As you can see, although the two sorting algorithms start out taking approximately the same time, as the length of the list grows, the relative cost of using insertion sort becomes a bigger and bigger ratio of the cost of using merge sort.

Does merge sort really take about nlog₂n? Let's see.

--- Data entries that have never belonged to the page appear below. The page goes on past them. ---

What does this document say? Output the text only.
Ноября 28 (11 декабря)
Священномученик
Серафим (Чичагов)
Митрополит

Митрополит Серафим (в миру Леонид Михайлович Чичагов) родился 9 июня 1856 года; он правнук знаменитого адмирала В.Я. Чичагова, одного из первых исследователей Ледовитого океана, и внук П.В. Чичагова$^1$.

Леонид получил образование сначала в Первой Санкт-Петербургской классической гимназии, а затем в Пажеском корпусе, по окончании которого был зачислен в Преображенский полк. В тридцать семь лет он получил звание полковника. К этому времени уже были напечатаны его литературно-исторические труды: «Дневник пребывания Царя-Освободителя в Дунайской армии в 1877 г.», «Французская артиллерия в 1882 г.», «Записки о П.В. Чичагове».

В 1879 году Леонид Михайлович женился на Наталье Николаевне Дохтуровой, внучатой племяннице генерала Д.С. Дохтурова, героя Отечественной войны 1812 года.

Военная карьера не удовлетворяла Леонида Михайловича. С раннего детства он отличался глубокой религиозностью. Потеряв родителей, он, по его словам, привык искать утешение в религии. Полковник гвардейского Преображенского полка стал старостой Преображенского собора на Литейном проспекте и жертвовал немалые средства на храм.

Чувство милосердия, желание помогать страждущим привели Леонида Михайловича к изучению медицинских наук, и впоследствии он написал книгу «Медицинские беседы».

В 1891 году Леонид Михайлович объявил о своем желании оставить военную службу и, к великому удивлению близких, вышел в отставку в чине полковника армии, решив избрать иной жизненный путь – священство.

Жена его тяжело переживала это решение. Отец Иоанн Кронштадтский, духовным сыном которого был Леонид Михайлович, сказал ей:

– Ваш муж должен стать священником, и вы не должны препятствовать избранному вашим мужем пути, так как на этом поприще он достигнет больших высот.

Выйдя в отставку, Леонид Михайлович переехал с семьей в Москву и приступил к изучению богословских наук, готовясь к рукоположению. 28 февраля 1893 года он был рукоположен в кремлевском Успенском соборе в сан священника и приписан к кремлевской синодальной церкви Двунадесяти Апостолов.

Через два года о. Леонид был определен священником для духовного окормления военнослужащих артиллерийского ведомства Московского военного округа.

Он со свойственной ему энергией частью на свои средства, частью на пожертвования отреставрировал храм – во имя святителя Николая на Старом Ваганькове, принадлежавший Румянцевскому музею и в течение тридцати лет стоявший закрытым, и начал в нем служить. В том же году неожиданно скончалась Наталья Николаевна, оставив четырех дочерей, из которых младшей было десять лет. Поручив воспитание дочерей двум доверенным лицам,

> (define rnum (lambda (n) (if (= 0 n) null (cons (random 1000) (rnum (- n 1)))) .....
> (analyze (merge-sort (iota 10) <=) may-precede?)
may-precede?: 15
Total: 15
(0 1 2 3 4 5 6 7 8 9)
> (analyze (merge-sort (iota 10) >=) may-precede?)
may-precede?: 19
Total: 19
(9 8 7 6 5 4 3 2 1 0)
> (analyze (merge-sort (rnum 10) <=) may-precede?)
may-precede?: 23
Total: 23
(22 246 251 297 440 568 587 760 864 905)
> (analyze (merge-sort (rnum 10) <=) may-precede?)
may-precede?: 22
Total: 22
(14 75 346 424 424 546 613 776 780 885)
> (analyze (merge-sort (iota 20) <=) may-precede?)
may-precede?: 40
Total: 40
(0 1 2 3 4 5 6 7 8 9 10 11 12 13 14 15 16 17 18 19)
> (analyze (merge-sort (iota 20) >=) may-precede?)
may-precede?: 48
Total: 48
(19 18 17 16 15 14 13 12 11 10 9 8 7 6 5 4 3 2 1 0)
> (analyze (merge-sort (rnum 20) <=) may-precede?)
may-precede?: 63
Total: 63
(18 33 193 218 240 269 347 431 556 583 615 630 700 719 757 786 807 809 811 972)
> (analyze (merge-sort (rnum 20) <=) may-precede?)
may-precede?: 64
Total: 64
(19 53 72 83 165 230 247 406 409 436 440 448 503 623 653 691 805 843 886 971)
> (analyze (merge-sort (iota 40) <=) may-precede?)
may-precede?: 100
Total: 100
(0 1 2 3 4 5 6 7 8 9 10 11 12 13 14 15 16 17 18 19 20 21 22 23 24 25 26 27 28 29 .....
> (analyze (merge-sort (iota 40) >=) may-precede?)
may-precede?: 116
Total: 116
(39 38 37 36 35 34 33 32 31 30 29 28 27 26 25 24 23 22 21 20 19 18 17 16 15 14 1 .....
> (analyze (merge-sort (rnum 40) <=) may-precede?)
may-precede?: 164
Total: 164
(16 43 102 146 161 224 259 281 310 325 332 347 412 412 417 446 454 594 603 627 6 .....
> (analyze (merge-sort (rnum 40) <=) may-precede?)
may-precede?: 165
Total: 165
(14 62 66 66 96 135 141 162 179 183 218 252 308 318 333 350 357 401 411 414 424  .....
> (analyze (merge-sort (iota 100) <=) may-precede?)
may-precede?: 316
Total: 316
(0 1 2 3 4 5 6 7 8 9 10 11 12 13 14 15 16 17 18 19 20 21 22 23 24 25 26 27 28 29 .....
> (analyze (merge-sort (iota 100) >=) may-precede?)
may-precede?: 356
Total: 356
(99 98 97 96 95 94 93 92 91 90 89 88 87 86 85 84 83 82 81 80 79 78 77 76 75 74 7 .....
> (analyze (merge-sort (rnum 100) <=) may-precede?)
may-precede?: 543
Total: 543
(2 12 23 25 28 29 40 61 71 72 82 115 131 138 145 145 149 150 176 200 203 210 218 .....
> (analyze (merge-sort (rnum 100) <=) may-precede?)
may-precede?: 548
Total: 548
(31 32 35 41 43 46 50 85 90 92 100 111 150 173 178 186 207 223 226 234 234 240 2 .....
> (analyze (list-insertion-sort (rnum 500) <=) may-precede?)
may-precede?: 61063
Total: 61063
(4 4 5 6 7 8 9 10 13 13 16 17 18 19 23 24 25 27 28 32 34 36 37 38 39 41 44 44 45 .....
> (analyze (merge-sort (rnum 500) <=) may-precede?)
may-precede?: 3870
Total: 3870
(1 1 1 6 8 8 8 11 11 15 15 16 19 22 22 23 24 25 26 27 29 33 34 35 37 38 43 45 45 .....
> (analyze (list-insertion-sort (rnum 1000) <=) may-precede?)
may-precede?: 241527
Total: 241527
(0 0 2 2 2 4 4 6 8 8 12 13 13 17 18 19 21 21 21 24 25 25 25 25 26 27 28 28 29 29 .....
> (analyze (merge-sort (rnum 1000) <=) may-precede?)
may-precede?: 8662
Total: 8662
(0 1 7 7 11 13 14 16 16 16 17 17 17 18 18 19 20 21 21 22 22 23 23 23 24 24 24 25 .....

So, it does a bit better than predicted for already sorted (or backwards-sorted) lists. (Can you figure out why?) For random lists, the estimate is pretty good. For large lists, merge sort clearly beats insertion sort.

Documenting Merge Sort

You may have noted that we have not yet written the documentation for merge sort. Why not? Because it's basically the same as the documentation for any other sorting routine.